What is the best financial decision you’ve ever made?
We fell in love in 1980s with a house in Hampstead that we couldn’t afford. We purchased it regardless of that fact, and every penny earned over the years went to paying down our mortgage. The Sun headlined the semi-truck Esther with a million pounds and said that it didn’t have a garage. It didn’t cost as much as they stated, though I think there was truth to the headline. However, I think it was a smart investment. The value of the property had increased significantly by 2011 when I sold it.
Are you saving for a retirement?
It’s not possible anymore, but it was something I did from about age 25. I must have saved into it for 40 years. You can’t predict what is around the corner. My children should not be anxious about their ability to pay for my services.
Are you a direct investor in the stock exchange?
Around 2000, I bought shares in M&S because I was so furious about the bad publicity it was getting. It was a complicated process that I didn’t like and I never bought shares again.
Is there any property you are interested in?
My home is yes. The cottage is a New Forest six-bedroom home with an amazing garden. My husband and I bought it for £117,000 35 years ago as a second home because we knew the children would love it, and they did.
This is my sole home now and it’s beautiful. Desmond passed away in December. I didn’t want to go here immediately after he died. I had seen him all over. It’s full of memories – and mice. Yesterday, I caught one and this morning, the other two. The price it is worth to me is irrelevant. I don’t plan on selling it. When I get off my perch, it will be my children’s.

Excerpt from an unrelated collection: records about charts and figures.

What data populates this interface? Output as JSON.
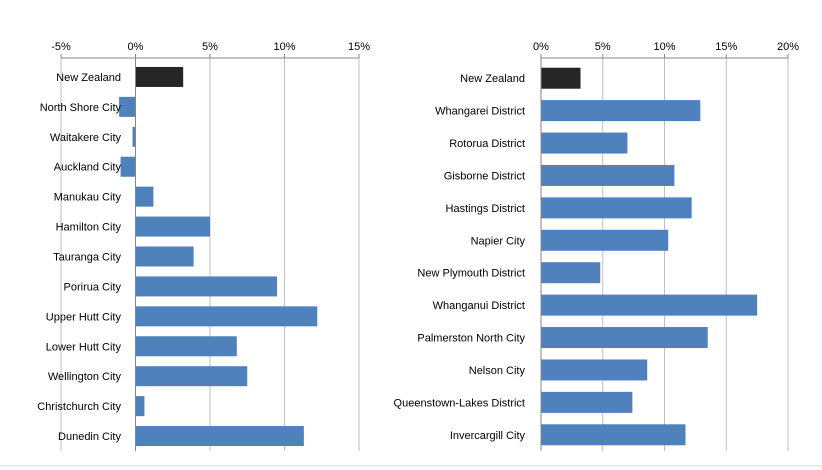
{
  "colors": {
    "bar": "#4f81bd",
    "highlight": "#262626",
    "grid": "#bfbfbf",
    "axis": "#868686"
  },
  "chart_data": [
    {
      "type": "bar",
      "orientation": "horizontal",
      "categories": [
        "New Zealand",
        "North Shore City",
        "Waitakere City",
        "Auckland City",
        "Manukau City",
        "Hamilton City",
        "Tauranga City",
        "Porirua City",
        "Upper Hutt City",
        "Lower Hutt City",
        "Wellington City",
        "Christchurch City",
        "Dunedin City"
      ],
      "values": [
        3.2,
        -1.1,
        -0.2,
        -1.0,
        1.2,
        5.0,
        3.9,
        9.5,
        12.2,
        6.8,
        7.5,
        0.6,
        11.3
      ],
      "highlight_index": 0,
      "xlim": [
        -5,
        15
      ],
      "xticks": [
        "-5%",
        "0%",
        "5%",
        "10%",
        "15%"
      ],
      "tick_values": [
        -5,
        0,
        5,
        10,
        15
      ],
      "axis_position": "top",
      "grid": true
    },
    {
      "type": "bar",
      "orientation": "horizontal",
      "categories": [
        "New Zealand",
        "Whangarei District",
        "Rotorua District",
        "Gisborne District",
        "Hastings District",
        "Napier City",
        "New Plymouth District",
        "Whanganui District",
        "Palmerston North City",
        "Nelson City",
        "Queenstown-Lakes District",
        "Invercargill City"
      ],
      "values": [
        3.2,
        12.9,
        7.0,
        10.8,
        12.2,
        10.3,
        4.8,
        17.5,
        13.5,
        8.6,
        7.4,
        11.7
      ],
      "highlight_index": 0,
      "xlim": [
        0,
        20
      ],
      "xticks": [
        "0%",
        "5%",
        "10%",
        "15%",
        "20%"
      ],
      "tick_values": [
        0,
        5,
        10,
        15,
        20
      ],
      "axis_position": "top",
      "grid": true
    }
  ]
}
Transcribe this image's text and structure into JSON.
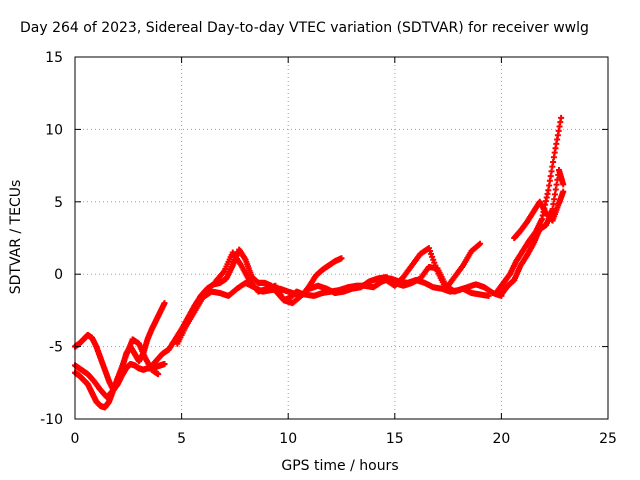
{
  "chart_data": {
    "type": "scatter",
    "title": "Day 264 of 2023, Sidereal Day-to-day VTEC variation (SDTVAR) for receiver wwlg",
    "xlabel": "GPS time / hours",
    "ylabel": "SDTVAR / TECUs",
    "xlim": [
      0,
      25
    ],
    "ylim": [
      -10,
      15
    ],
    "xticks": [
      "0",
      "5",
      "10",
      "15",
      "20",
      "25"
    ],
    "yticks": [
      "-10",
      "-5",
      "0",
      "5",
      "10",
      "15"
    ],
    "grid": true,
    "legend": "none",
    "marker": "plus",
    "color": "#ff0000",
    "series": [
      {
        "x": [
          0.0,
          0.2,
          0.4,
          0.6,
          0.8,
          1.0,
          1.2,
          1.4,
          1.6,
          1.8,
          2.0,
          2.2,
          2.4,
          2.6,
          2.8,
          3.0,
          3.2,
          3.4,
          3.6,
          3.8,
          4.0,
          4.2
        ],
        "y": [
          -5.0,
          -4.8,
          -4.5,
          -4.2,
          -4.4,
          -5.0,
          -5.8,
          -6.6,
          -7.4,
          -8.0,
          -7.6,
          -7.0,
          -6.5,
          -6.2,
          -6.3,
          -6.5,
          -6.6,
          -6.5,
          -6.5,
          -6.4,
          -6.3,
          -6.2
        ]
      },
      {
        "x": [
          0.0,
          0.2,
          0.4,
          0.6,
          0.8,
          1.0,
          1.2,
          1.4,
          1.6,
          1.8,
          2.0,
          2.2,
          2.4,
          2.6,
          2.8,
          3.0,
          3.2,
          3.4,
          3.6,
          3.8,
          4.0,
          4.2
        ],
        "y": [
          -6.8,
          -7.0,
          -7.3,
          -7.6,
          -8.2,
          -8.8,
          -9.1,
          -9.2,
          -8.8,
          -8.0,
          -7.2,
          -6.5,
          -5.5,
          -5.0,
          -5.5,
          -6.0,
          -5.5,
          -4.5,
          -3.8,
          -3.2,
          -2.6,
          -2.0
        ]
      },
      {
        "x": [
          0.0,
          0.3,
          0.6,
          0.9,
          1.2,
          1.5,
          1.8,
          2.1,
          2.4,
          2.7,
          3.0,
          3.3,
          3.6,
          3.9
        ],
        "y": [
          -6.3,
          -6.6,
          -6.9,
          -7.4,
          -8.0,
          -8.5,
          -8.0,
          -6.8,
          -5.6,
          -4.5,
          -4.8,
          -5.8,
          -6.6,
          -6.9
        ]
      },
      {
        "x": [
          3.5,
          3.8,
          4.1,
          4.4,
          4.7,
          5.0,
          5.3,
          5.6,
          5.9,
          6.2,
          6.5,
          6.8,
          7.1,
          7.4,
          7.7,
          8.0,
          8.3,
          8.6,
          8.9,
          9.2,
          9.5,
          9.8,
          10.1,
          10.4,
          10.7,
          11.0,
          11.3,
          11.6,
          11.9,
          12.2,
          12.5
        ],
        "y": [
          -6.5,
          -6.0,
          -5.5,
          -5.2,
          -4.5,
          -3.8,
          -3.0,
          -2.2,
          -1.5,
          -1.0,
          -0.7,
          -0.6,
          -0.3,
          0.6,
          1.7,
          1.0,
          -0.2,
          -0.6,
          -0.6,
          -0.8,
          -1.3,
          -1.8,
          -1.6,
          -1.2,
          -1.4,
          -0.8,
          -0.1,
          0.3,
          0.6,
          0.9,
          1.1
        ]
      },
      {
        "x": [
          4.8,
          5.2,
          5.6,
          6.0,
          6.4,
          6.8,
          7.2,
          7.6,
          8.0,
          8.4,
          8.8,
          9.2,
          9.6,
          10.0,
          10.4,
          10.8,
          11.2,
          11.6,
          12.0,
          12.4,
          12.8,
          13.2,
          13.6,
          14.0,
          14.4,
          14.8,
          15.2,
          15.6,
          16.0,
          16.4,
          16.8,
          17.2,
          17.6,
          18.0,
          18.4,
          18.8,
          19.2,
          19.6,
          20.0
        ],
        "y": [
          -4.8,
          -3.6,
          -2.6,
          -1.6,
          -1.2,
          -1.3,
          -1.5,
          -1.0,
          -0.6,
          -0.9,
          -1.2,
          -1.1,
          -1.0,
          -1.2,
          -1.4,
          -1.4,
          -1.5,
          -1.3,
          -1.2,
          -1.1,
          -0.9,
          -0.8,
          -0.8,
          -0.9,
          -0.5,
          -0.3,
          -0.5,
          -0.6,
          -0.4,
          -0.6,
          -0.9,
          -1.0,
          -1.2,
          -1.1,
          -0.9,
          -0.7,
          -0.9,
          -1.3,
          -1.5
        ]
      },
      {
        "x": [
          6.6,
          7.0,
          7.4,
          7.8,
          8.2,
          8.6,
          9.0,
          9.4,
          9.8,
          10.2,
          10.6,
          11.0,
          11.4,
          11.8,
          12.2,
          12.6,
          13.0,
          13.4,
          13.8,
          14.2,
          14.6,
          15.0,
          15.4,
          15.8,
          16.2,
          16.6,
          17.0,
          17.4,
          17.8,
          18.2,
          18.6,
          19.0,
          19.4
        ],
        "y": [
          -0.5,
          0.2,
          1.5,
          0.6,
          -0.5,
          -1.2,
          -1.0,
          -0.8,
          -1.8,
          -2.0,
          -1.5,
          -1.0,
          -0.8,
          -1.0,
          -1.3,
          -1.2,
          -1.0,
          -0.9,
          -0.5,
          -0.3,
          -0.2,
          -0.6,
          -0.8,
          -0.6,
          -0.3,
          0.5,
          0.4,
          -0.8,
          -1.2,
          -1.0,
          -1.3,
          -1.4,
          -1.5
        ]
      },
      {
        "x": [
          14.6,
          15.0,
          15.4,
          15.8,
          16.2,
          16.6,
          17.0,
          17.4,
          17.8,
          18.2,
          18.6,
          19.0
        ],
        "y": [
          -0.4,
          -0.8,
          -0.2,
          0.6,
          1.4,
          1.8,
          0.2,
          -1.0,
          -0.2,
          0.6,
          1.6,
          2.1
        ]
      },
      {
        "x": [
          19.8,
          20.1,
          20.4,
          20.7,
          21.0,
          21.3,
          21.6,
          21.9,
          22.2,
          22.5,
          22.8
        ],
        "y": [
          -1.2,
          -0.6,
          0.0,
          0.9,
          1.6,
          2.3,
          2.9,
          3.8,
          5.8,
          8.4,
          10.8
        ]
      },
      {
        "x": [
          20.0,
          20.3,
          20.6,
          20.9,
          21.2,
          21.5,
          21.8,
          22.1,
          22.4,
          22.7,
          22.9
        ],
        "y": [
          -1.4,
          -0.8,
          -0.4,
          0.6,
          1.3,
          2.1,
          3.1,
          3.4,
          4.5,
          7.2,
          6.2
        ]
      },
      {
        "x": [
          20.6,
          20.9,
          21.2,
          21.5,
          21.8,
          22.1,
          22.4,
          22.7,
          22.9
        ],
        "y": [
          2.5,
          3.0,
          3.6,
          4.3,
          5.0,
          4.2,
          3.7,
          4.9,
          5.7
        ]
      }
    ]
  }
}
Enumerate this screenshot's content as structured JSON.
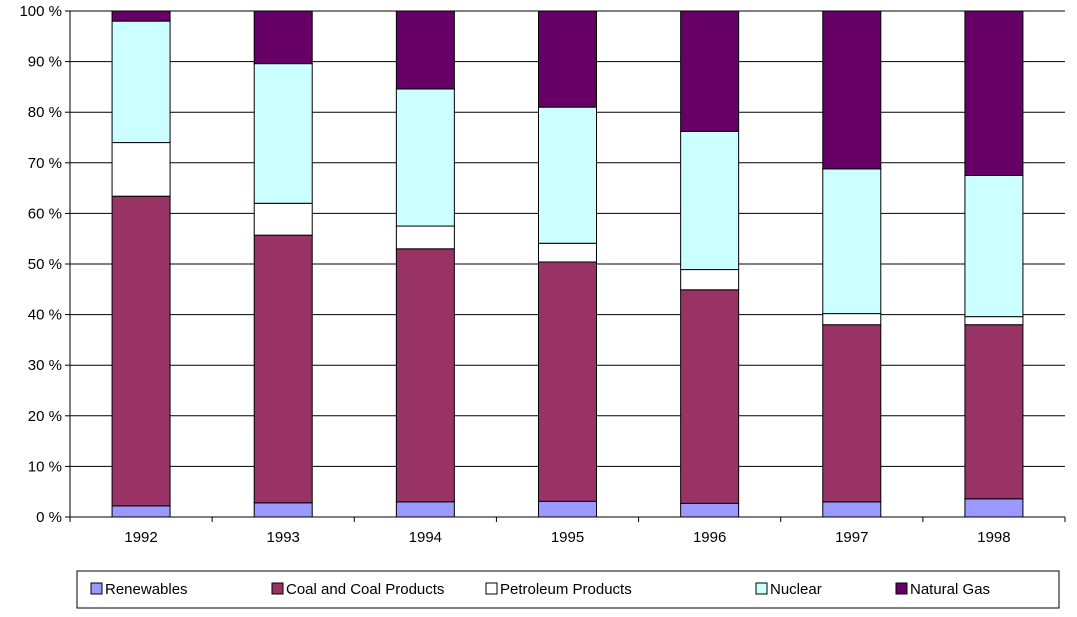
{
  "chart_data": {
    "type": "bar",
    "stacked": "percent",
    "categories": [
      "1992",
      "1993",
      "1994",
      "1995",
      "1996",
      "1997",
      "1998"
    ],
    "ylim": [
      0,
      100
    ],
    "yticks": [
      "0 %",
      "10 %",
      "20 %",
      "30 %",
      "40 %",
      "50 %",
      "60 %",
      "70 %",
      "80 %",
      "90 %",
      "100 %"
    ],
    "grid": true,
    "legend_position": "bottom",
    "series": [
      {
        "name": "Renewables",
        "color": "#9999ff",
        "values": [
          2.2,
          2.8,
          3.0,
          3.1,
          2.7,
          3.0,
          3.6
        ]
      },
      {
        "name": "Coal and Coal Products",
        "color": "#993366",
        "values": [
          61.2,
          52.9,
          50.0,
          47.3,
          42.2,
          35.0,
          34.4
        ]
      },
      {
        "name": "Petroleum Products",
        "color": "#ffffff",
        "values": [
          10.6,
          6.3,
          4.5,
          3.7,
          4.0,
          2.2,
          1.6
        ]
      },
      {
        "name": "Nuclear",
        "color": "#ccffff",
        "values": [
          24.0,
          27.6,
          27.1,
          26.9,
          27.3,
          28.6,
          27.9
        ]
      },
      {
        "name": "Natural Gas",
        "color": "#660066",
        "values": [
          2.0,
          10.4,
          15.4,
          19.0,
          23.8,
          31.2,
          32.5
        ]
      }
    ]
  }
}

Happi memories: Esther, her co-presenters at That’s Life! In the 1980s
Do you have one luxury that you would love to enjoy?
Once a week, chocolate eclairs. I get them from M&S and I don’t know how much they cost because I pay my bills with my eyes shut. Sometimes, I feel like I’m in denial of money.
Which is your first thought if you were to become Chancellor
People who care for children and elderly people in care homes would be paid enough to make them feel appreciated. They aren’t being paid enough, in my opinion.
Their work is vital and their salaries should reflect that. The pandemic demonstrated just how dependent we are on them.
Is it possible to estimate the cost of setting up Childline for you personally?
My friend was a great underwriter so it wasn’t an expensive expense. But it has been my absorbing passion for 35 years, so it was certainly an expensive and challenging decision in terms of my time – and I’m still completely involved with Childline and The Silver Line. It was not a decision I made for my career or financial gain at the time.
The idea was simple and it became my life-long dream. Childline has been helping 5.5million children for 35 years. It is a wonderful organization that many generations of staff and volunteers have transformed into an integral part of British life.
Which financial goal is the most important to you?
I want to make sure that my grandchildren and children are safe. To ensure that my children have the money they need to support their education and health.